The Hamptons, the celebrated summer retreat, has never been for those with modest ambitions. The homes are lush, the stores well-appointed. For many, it represented America in the extreme: shorn of humility and caution, a place of careless abundance. Then the stock market gave way, Bear Stearns collapsed, and the recession arrived.
In July 2008, amid the spreading gloom, the senior executives of Coach (COH) gathered in the empty second floor of their 4,000-square-foot store at 69 Main St. in East Hampton for a private annual meeting. At the end of the first day they made an important decision. The brand had emerged from its modest origins in the 1940s to become an emblem of the working woman and then, remarkably, a favorite among the fashion-conscious. It had created the very conceit of affordable luxury. Now that sense of expansiveness, opportunity, even desire, was diminished. Coach had to adapt.
So began a nearly yearlong quest to design a line of purses and accessories that could be priced to fit the times without cheapening, or otherwise damaging, Coach's image. Doing so would require executives to find new sources of leather, fabric, and hardware, renegotiate deals with suppliers, and collaborate more than they ever had. "I've never worked harder," says Lew Frankfort, who has been with Coach since 1979 and has served as its chief executive since 1995. The resulting collection, which will be introduced in late June, is called Poppy. It's more youthful; Frankfort describes it as eclectic and spontaneous. The average price will be $260, about 20% less than the usual Coach purse.
Nearly every fashion label has had to find a way to seem recession-chic. J.Crew (JCG) now sells a basic ballet flat for $98 instead of $118. The average price of a Vera Wang wedding gown was $5,500 last year; next spring it will be $3,800. One of the worries at Coach is that Poppy might be regarded as a temporary—or, worse, ill-considered—response to consumers' straitened circumstances. Frankfort and his team believe that the habits and expectations developed during the recession will last far beyond it. The days of the $330 purse could be over. Poppy is supposed to help move the entire company back to what Frankfort calls a more comfortable place, which at Coach means an average price of $290 for a handbag.
For Coach this shift is a social experiment, a managerial challenge, and a financial necessity. Company revenues during its last fiscal year, which ended in June 2008, were $3.18 billion, up 22% from the year before. But now, for the first time since the handbag maker went public in 2000, sales growth is slowing, profits are falling, and margins have slipped. Coach is disciplined: It frequently surveys customers about their outlook and tastes; it carefully tests new designs; it measures almost everything; and it has a lot of cash. The company might handle this comedown just fine. But when women, fashion, and money are involved, the results aren't always predictable.

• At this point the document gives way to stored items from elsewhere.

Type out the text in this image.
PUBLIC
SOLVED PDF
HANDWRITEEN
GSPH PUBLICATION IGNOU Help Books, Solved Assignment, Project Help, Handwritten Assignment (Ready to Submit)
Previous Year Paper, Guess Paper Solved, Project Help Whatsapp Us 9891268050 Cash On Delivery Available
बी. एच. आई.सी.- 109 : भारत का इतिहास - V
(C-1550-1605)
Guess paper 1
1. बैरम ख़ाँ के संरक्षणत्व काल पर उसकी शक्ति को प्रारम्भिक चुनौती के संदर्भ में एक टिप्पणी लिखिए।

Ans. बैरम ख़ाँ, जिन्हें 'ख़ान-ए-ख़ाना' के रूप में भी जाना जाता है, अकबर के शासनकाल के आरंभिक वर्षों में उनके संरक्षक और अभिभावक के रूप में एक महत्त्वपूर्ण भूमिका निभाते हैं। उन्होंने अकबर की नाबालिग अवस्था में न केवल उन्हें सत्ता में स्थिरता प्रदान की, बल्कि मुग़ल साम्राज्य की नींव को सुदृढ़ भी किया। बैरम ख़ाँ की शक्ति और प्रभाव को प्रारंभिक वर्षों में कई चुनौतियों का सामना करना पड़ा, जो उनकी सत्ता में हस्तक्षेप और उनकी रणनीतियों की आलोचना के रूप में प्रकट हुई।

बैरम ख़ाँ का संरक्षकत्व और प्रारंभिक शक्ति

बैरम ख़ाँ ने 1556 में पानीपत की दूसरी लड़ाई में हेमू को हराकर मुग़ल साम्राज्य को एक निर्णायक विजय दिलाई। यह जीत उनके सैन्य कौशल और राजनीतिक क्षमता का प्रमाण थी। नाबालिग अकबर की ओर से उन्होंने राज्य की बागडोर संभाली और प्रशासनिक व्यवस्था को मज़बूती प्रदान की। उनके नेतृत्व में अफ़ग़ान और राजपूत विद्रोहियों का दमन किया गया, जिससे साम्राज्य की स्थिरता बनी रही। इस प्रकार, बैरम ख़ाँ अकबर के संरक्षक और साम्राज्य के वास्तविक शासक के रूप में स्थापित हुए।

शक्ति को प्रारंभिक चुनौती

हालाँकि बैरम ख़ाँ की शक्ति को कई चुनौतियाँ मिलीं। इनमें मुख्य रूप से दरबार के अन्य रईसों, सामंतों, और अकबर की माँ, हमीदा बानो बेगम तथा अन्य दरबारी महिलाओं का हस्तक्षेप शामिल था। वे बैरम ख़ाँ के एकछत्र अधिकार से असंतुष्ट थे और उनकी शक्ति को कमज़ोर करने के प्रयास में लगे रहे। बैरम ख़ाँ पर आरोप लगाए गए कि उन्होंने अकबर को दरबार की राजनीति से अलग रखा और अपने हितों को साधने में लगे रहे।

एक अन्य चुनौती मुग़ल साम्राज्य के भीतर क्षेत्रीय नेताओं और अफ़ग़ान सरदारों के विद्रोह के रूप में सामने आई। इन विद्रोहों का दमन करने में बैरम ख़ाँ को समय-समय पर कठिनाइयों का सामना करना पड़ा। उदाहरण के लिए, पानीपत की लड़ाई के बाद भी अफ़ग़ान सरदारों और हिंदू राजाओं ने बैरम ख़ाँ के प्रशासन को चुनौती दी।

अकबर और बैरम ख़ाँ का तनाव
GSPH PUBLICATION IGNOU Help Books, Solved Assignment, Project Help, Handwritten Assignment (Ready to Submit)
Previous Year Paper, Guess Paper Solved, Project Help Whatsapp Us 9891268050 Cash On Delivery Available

Frankfort, 63, energetic and exacting, sits at a glass desk in an airy office on the 12th floor of the old brick building in Manhattan that used to be Coach's factory. The white orchids are placed just so; coffee and juice are here, newspapers and magazines there. On the wall behind him he has neatly tacked up pages of numbers. Daily and weekly sales reports are broken down by category and store, of which there are 324 full-price and 109 factory outlets in North America (Coach also sells in some department stores). Then the data are more finely parsed to determine the number of people who came into each store, the percentage who bought something, what they purchased, and how much they spent. Frankfort also keeps track of the global instructions for the next floor plan, which is changed monthly in every store as Coach introduces items and removes others (eventually those make their way to the outlets).